UK and Ireland Fuel Distributors Association (UKIFDA) has submitted its views on behalf of UKIFDA members on the Irish Government’s consultation in relation to the development of the Biofuels Obligation Scheme for 2021-2030.
“UKIFDA is supportive of the Irish Government’s Biofuels Obligation Scheme. However, the timing and level of obligation need careful thought and consideration from the industry supply chain” says Guy Pulham, UKIFDA Chief Executive.
Biofuels are seen as a means to reduce Ireland’s use of oil, to cut greenhouse gas emissions and to help the country meet its renewable energy targets.
Guy Pulham comments: “Transitioning to biofuels is vital if the Irish Government is to achieve its decarbonisation targets – biofuels have a smaller carbon footprint and enable consumers to switch to a more environmentally friendly fuel pretty much immediately.
“Naturally, though, consideration must be given to the specific industry and whether the targets proposed by this Obligation Scheme-related consultation are feasible for the transport fuels sector.
“We welcome the opportunity to respond to this consultation and want to work with the Irish Government on the further development of the scheme.
“It is important that consumers must be communicated with clearly and honestly to enable them to make the right decision. Motorists need to be aware of the implications for their cars, especially for older vehicles, to enable proper management.
“Communication from the manufacturers, fuel suppliers and Government must be the same and not increase pressure on motorists who may be struggling financially. The likely costs of increased blending levels are unclear at present, but the Government should be aware of the implications for consumers.
“The availability in rural areas needs consideration too, as do the logistics for distributors. Whether distributors have the onsite storage for biofuel alongside petrol and diesel – and the costs implications of finding storage solutions.
UKIFDA Irish Representative Nick Hayes adds: “We find the suggestion of an obligation scheme for the heat sector an interesting one. Biofuels can and should play a role in the decarbonisation of the heat sector and our industry is already discussing how best to ready the supply chain for biofuels and ways to increase innovation across Europe – an obligation scheme could definitely encourage innovation, but consumer impact is key for us.
“In Ireland, 686,000 homes are heated using heating oil. However, only 11% of homes are on oil in Dublin, compared to 76% in Monaghan and 70% in Cavan. Ireland is a very rural country and most of the population is off the mains gas grid, with many homes older and poorly insulated.
“Unlike with the Government’s target to install 400,000 heat pumps in Irish homes by 2030, which was included in its Climate Action Plan released in June, biofuels enable consumers to change the fuel without needing to change the heating system. Over time, as 100% biofuel comes to market, boilers can be replaced – but even then, this cost would be significantly lower than retrofitting heat pumps into poorly insulated homes.
“The transition of using biofuels means consumers can cut their carbon footprint today without an immediate financial outlay.

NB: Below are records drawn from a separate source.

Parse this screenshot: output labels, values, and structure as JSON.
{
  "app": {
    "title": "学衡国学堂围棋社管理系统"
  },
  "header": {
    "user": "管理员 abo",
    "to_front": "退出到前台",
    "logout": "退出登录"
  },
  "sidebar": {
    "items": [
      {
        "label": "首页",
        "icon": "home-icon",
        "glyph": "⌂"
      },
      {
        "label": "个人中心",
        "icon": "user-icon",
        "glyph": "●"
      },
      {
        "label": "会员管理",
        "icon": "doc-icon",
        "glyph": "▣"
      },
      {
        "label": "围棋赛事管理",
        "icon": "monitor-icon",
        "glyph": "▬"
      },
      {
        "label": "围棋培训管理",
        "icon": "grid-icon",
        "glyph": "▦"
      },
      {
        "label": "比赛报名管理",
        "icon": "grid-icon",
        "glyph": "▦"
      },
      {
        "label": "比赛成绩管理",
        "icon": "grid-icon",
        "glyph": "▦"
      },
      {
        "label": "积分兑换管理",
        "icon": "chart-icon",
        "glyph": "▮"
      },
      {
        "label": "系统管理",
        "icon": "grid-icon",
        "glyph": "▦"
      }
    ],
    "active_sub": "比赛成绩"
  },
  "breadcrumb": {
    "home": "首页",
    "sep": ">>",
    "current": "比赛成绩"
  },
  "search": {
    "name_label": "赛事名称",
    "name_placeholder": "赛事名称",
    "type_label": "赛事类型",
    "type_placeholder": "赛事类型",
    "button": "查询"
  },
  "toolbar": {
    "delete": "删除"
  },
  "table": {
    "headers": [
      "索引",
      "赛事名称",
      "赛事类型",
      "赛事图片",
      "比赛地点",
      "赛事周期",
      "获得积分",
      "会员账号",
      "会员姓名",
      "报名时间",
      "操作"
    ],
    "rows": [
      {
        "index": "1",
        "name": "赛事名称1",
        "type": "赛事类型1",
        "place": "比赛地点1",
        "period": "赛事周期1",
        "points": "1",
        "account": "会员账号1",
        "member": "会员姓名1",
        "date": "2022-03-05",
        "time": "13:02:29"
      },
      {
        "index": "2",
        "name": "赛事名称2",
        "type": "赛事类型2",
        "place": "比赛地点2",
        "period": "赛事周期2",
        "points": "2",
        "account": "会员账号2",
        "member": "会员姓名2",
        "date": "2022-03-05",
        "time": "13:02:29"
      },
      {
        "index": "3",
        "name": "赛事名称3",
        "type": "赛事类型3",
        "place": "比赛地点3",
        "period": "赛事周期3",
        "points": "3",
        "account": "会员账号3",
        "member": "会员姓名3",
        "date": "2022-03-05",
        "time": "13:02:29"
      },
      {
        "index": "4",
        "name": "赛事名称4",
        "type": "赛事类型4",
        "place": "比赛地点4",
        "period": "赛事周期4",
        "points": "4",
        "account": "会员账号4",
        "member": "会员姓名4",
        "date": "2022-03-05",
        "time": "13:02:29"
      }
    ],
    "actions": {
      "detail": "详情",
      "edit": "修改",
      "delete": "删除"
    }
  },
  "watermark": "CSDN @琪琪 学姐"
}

“With regard to an obligation scheme, though, careful thought is needed, and the targets must be realistic or the risk of extra expense for homeowners is high. We are open to further discussion on this topic as we’re passionate about biofuels and the part they can play in cutting carbon in the heating sector.
“Low carbon liquid fuels are the future, and biofuels have the potential to help the different industries achieve their decarbonisation targets.”